2013, D. Desjeux, Les gestions du risque et de l’incertitude : se protéger des risques, attribuer une explication au risque, apprivoiser le hasard pour augmenter sa chance et minimiser les risques

2013, l’émission du jeudi 12 décembre, Athur Dreyfus, Encore heureux http://www.franceinter.fr/emission-encore-heureux-debat-didees-quest-ce-que-prendre-des-risques

2013, D. Desjeux, Les gestions du risque et de l’incertitude : se protéger des risques, attribuer une explication au risque, apprivoiser le hasard pour augmenter sa chance et minimiser les risques

Toutes les sociétés sont soumises à des problèmes de risque et ont développé pour les gérer des dispositifs qui au départ sont des dispositifs religieux ou symboliques.

Se protéger des risques

Par exemple en Afrique le culte des ancêtres, que l’on retrouve à Madagascar dans le retournement des morts ou en Chine ancienne et dans la Chine urbaine d’aujourd’hui, a pour fonction de limiter les risques de maladies, d’accidents ou de mauvaises récoltes grâce à des rituels qui renouent les liens entre les vivants et les morts : à Madagascar la famille remet un linceul nouveau aux ancêtres décédés tous les six à 10 ans ; à Guangzhou Canton en Chine les familles viennent faire brûler de l’encens et déposer des corbeilles de fruits pour honorer les ancêtres dans les temples de la ville.

La pensée magique est universelle. Ce qui varie ce sont les formes de l’expression de la pensée magico-religieuses qu’elle renvoie à l’animisme ou aux religions du livre.

Dans nos sociétés modernes la publicité, et à travers elle, l’importance est accordée à la marque, est une bonne expression de cette pensée magico religieuse. C’est ce que j’ai appelé la transsubstantiation publicitaire, la publicité transformant un produit ordinaire en un produit extraordinaire qui possède une énergie, une promesse, et en une personne dont la marque est l’expression et à laquelle les entreprises demandent aux consommateurs d’être fidèles.

Le principe général du magico-religieux est qu’il essaye d’infléchir le cours de la vie, le cours des événements et de minimiser les risques qui peuvent menacer les récoltes, la santé les familles, et à l’inverse de maximiser les chances de gagner, au jeu par exemple, en cherchant à influencer le hasard et donc à minimiser les risques de perdre.
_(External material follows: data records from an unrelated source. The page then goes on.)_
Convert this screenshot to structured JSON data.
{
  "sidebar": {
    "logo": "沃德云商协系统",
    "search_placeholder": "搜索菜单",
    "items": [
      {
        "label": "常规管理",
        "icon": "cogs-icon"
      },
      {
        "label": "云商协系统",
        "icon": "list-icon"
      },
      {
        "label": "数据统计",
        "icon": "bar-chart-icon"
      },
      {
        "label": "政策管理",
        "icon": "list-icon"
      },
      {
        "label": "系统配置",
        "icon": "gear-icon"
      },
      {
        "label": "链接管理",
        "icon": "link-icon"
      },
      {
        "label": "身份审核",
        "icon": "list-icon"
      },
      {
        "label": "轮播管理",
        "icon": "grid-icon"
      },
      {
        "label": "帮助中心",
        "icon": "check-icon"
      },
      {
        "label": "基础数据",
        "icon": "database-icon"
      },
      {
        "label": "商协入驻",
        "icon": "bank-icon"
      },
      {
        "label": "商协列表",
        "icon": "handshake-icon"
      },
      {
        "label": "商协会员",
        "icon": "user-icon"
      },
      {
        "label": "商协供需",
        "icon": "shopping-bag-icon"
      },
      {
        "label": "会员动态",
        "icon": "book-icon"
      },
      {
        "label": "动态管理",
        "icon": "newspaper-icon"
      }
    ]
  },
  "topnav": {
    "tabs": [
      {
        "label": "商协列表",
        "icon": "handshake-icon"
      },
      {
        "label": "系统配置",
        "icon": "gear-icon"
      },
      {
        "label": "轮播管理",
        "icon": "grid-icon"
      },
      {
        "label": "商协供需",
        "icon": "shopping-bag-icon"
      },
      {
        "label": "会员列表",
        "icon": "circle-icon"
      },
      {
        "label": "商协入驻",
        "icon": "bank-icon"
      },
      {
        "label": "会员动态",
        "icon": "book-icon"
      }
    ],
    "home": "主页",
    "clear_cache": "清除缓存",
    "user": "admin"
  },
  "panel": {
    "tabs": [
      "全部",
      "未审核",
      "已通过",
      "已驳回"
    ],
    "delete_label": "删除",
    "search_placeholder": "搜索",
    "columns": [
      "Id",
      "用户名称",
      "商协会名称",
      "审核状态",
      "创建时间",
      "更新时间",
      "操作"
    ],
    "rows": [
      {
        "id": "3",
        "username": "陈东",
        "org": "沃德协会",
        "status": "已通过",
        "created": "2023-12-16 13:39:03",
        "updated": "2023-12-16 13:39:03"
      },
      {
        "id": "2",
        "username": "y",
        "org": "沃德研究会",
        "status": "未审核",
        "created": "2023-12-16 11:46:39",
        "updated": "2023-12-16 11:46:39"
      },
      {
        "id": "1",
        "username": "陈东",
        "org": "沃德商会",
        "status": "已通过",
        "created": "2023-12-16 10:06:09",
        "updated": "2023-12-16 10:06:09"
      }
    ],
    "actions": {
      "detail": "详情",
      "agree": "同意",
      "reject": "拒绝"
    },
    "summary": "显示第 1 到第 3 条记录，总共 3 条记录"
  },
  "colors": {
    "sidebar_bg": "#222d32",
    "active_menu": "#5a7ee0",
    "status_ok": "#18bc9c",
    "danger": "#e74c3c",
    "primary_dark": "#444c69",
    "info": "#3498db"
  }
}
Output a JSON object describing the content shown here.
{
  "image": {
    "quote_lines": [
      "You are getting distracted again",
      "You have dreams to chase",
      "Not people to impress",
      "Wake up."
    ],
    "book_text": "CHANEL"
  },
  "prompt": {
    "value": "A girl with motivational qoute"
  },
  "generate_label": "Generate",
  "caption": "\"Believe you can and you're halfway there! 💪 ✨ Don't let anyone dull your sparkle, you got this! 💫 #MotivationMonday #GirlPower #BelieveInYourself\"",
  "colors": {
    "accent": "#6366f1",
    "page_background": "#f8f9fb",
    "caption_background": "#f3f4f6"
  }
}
Aujourd’hui le risque majeur est lié à la crise mondiale associée à la montée de la croissance de la classe moyenne supérieure mondiale qui entraîne une pression internationale autour de l’accès à l’énergie (dont le pétrole, le gaz et l’électricité vs une opportunité à long terme des énergies renouvelables), aux matières premières (cf. la bataille en 2010/2011 pour les « terres rares » entre la Chine et le Japon dont certaines conditionnent la fabrication des téléphones mobiles et les tensions militaires autour des îles de la mer de Chine en 2011/2012 iles Senkaku), aux produits alimentaires (cf les rachats de terre en Afrique, la montée des cours du soja et l’augmentation des prix de la viande, consommation qui rentre en concurrence avec les autres consommations comme le bricolage). Cette pression entraîne un risque de production industrielle de gaz à effet de serre et de pollution notamment à partir du charbon qui est très important en Chine.

Ce que l’on pourrait retenir de tous ces risques modernes c’est que les hommes cherchent plus à gérer et à se protéger des risques collectifs qu’à prendre des risques de façon individuelle.

Le problème se pose quand il faut innover, pour une entreprise par exemple, mais aussi pour une administration ou une O.N.G., sous peine de se voir supplanté par une organisation concurrente. Une partie de l’innovation est menacée par le principe de précaution quand il est appliqué de façon trop générale, trop lié à la peur des risques que ceci soit perçu ou réel, n’est pas toujours facile à distinguer.

Expliquer les risques par des forces cachées

La gestion du risque est au cœur des sociétés modernes et tout particulièrement de la production industrielle et scientifique, comme avec la question du lien qui existe ou non entre le téléphone mobile et les risques de cancer, les ondes électromagnétiques qui peuvent en avoir qui peuvent avoir ou non un effet nocif sur la santé, les dangers perçus du maquillage, les risques avec exploitation des gaz de schiste ou des OGM.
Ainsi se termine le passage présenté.